Which brings us to the next point…
Understand Your Employee’s Rights and Your Company’s Rights
Most employers and HR managers are not psychology specialists. It is understandable that even if an employee were to talk to you about mental health issues, you may not know exactly how to respond or deal with the situation. In times like this, it is best to consult professional guidelines.
- Under the Americans with Disabilities Act (ADA), mental illness is discussed in the same way as physical disabilities in that if it is to a level of severity that impacts the individual’s day to day life, they are entitled to reasonable accommodation.
However, being entitled to accommodation does not mean they can do less work and still get paid the same. Employees are still expected to perform at the same standard as other employees. Therefore, if they were to ask for accommodations…
- Ask your employee to have their physician fill out ADA paperwork.
- Using that as a guideline, discuss possible arrangements that can work for both your employee and your company.
- If you cannot come to an agreement with your employee or is unsure what is considered a “reasonable” arrangement, seek legal advice. Poorly handled mental health conversations and arrangements could potentially bring an ugly lawsuit and a bad reputation to your company.
Respect Space and Privacy
Mental illness, just like any other type of health concern, is not something that employees are always willing to disclose – especially if it is not directly affecting their work. At the end of the day, it is still extremely important to respect an employee’s privacy and space.

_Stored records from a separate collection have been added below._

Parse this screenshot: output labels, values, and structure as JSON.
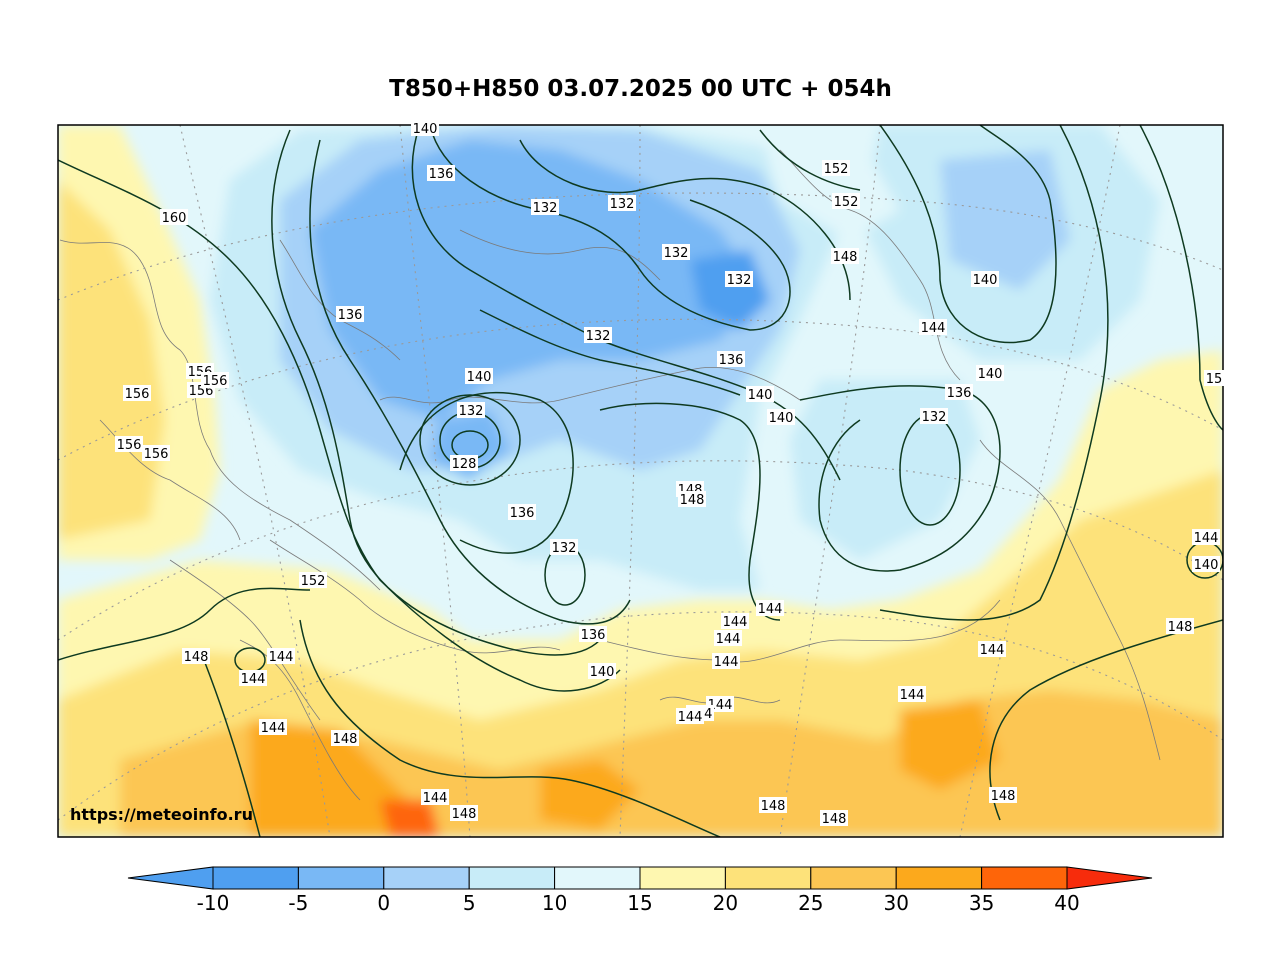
{
  "title": "T850+H850 03.07.2025 00 UTC + 054h",
  "watermark": "https://meteoinfo.ru",
  "colorbar": {
    "ticks": [
      "-10",
      "-5",
      "0",
      "5",
      "10",
      "15",
      "20",
      "25",
      "30",
      "35",
      "40"
    ],
    "bins": [
      {
        "from": -15,
        "to": -10,
        "color": "#4f9ff0"
      },
      {
        "from": -10,
        "to": -5,
        "color": "#4f9ff0"
      },
      {
        "from": -5,
        "to": 0,
        "color": "#79b8f5"
      },
      {
        "from": 0,
        "to": 5,
        "color": "#a6d1f8"
      },
      {
        "from": 5,
        "to": 10,
        "color": "#c8ecf8"
      },
      {
        "from": 10,
        "to": 15,
        "color": "#e2f7fb"
      },
      {
        "from": 15,
        "to": 20,
        "color": "#fef7b0"
      },
      {
        "from": 20,
        "to": 25,
        "color": "#fde27a"
      },
      {
        "from": 25,
        "to": 30,
        "color": "#fcc653"
      },
      {
        "from": 30,
        "to": 35,
        "color": "#fca91c"
      },
      {
        "from": 35,
        "to": 40,
        "color": "#fe6509"
      },
      {
        "from": 40,
        "to": 45,
        "color": "#f72c0c"
      }
    ]
  },
  "contour_labels": [
    "140",
    "136",
    "132",
    "132",
    "132",
    "132",
    "152",
    "152",
    "148",
    "140",
    "160",
    "136",
    "132",
    "136",
    "140",
    "144",
    "140",
    "156",
    "156",
    "156",
    "156",
    "156",
    "156",
    "140",
    "132",
    "128",
    "136",
    "140",
    "132",
    "148",
    "148",
    "136",
    "132",
    "144",
    "140",
    "152",
    "136",
    "140",
    "144",
    "144",
    "144",
    "148",
    "148",
    "144",
    "144",
    "144",
    "144",
    "144",
    "144",
    "148",
    "144",
    "144",
    "144",
    "144",
    "148",
    "148",
    "148",
    "148",
    "15"
  ]
}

- If they don’t want to discuss the topic, don’t try to force a conversation unless it’s affecting their performance significantly. In this case, direct the discussion towards performance rather than the employee’s medical conditions.
- Some employees may just want to tell you they have mental health issues, but do not currently need additional support. Accept the knowledge and leave it at that.
- Let your employee know should anything change in the future, to let you know right away.
Make it clear that you will only provide additional assistance based on the information they provide you. After you have provided all the necessary means for your employee to communicate with you, it is on them if they deliberately choose not to disclose any health issues or need for accommodations.
Mental health problems are not an easy topic to discuss. Be open to listening, be understanding. At the same time, also remember to stand your grounds with a reasonable extent as to what your company is able to provide, and kindly let them know if a certain request is simply impossible.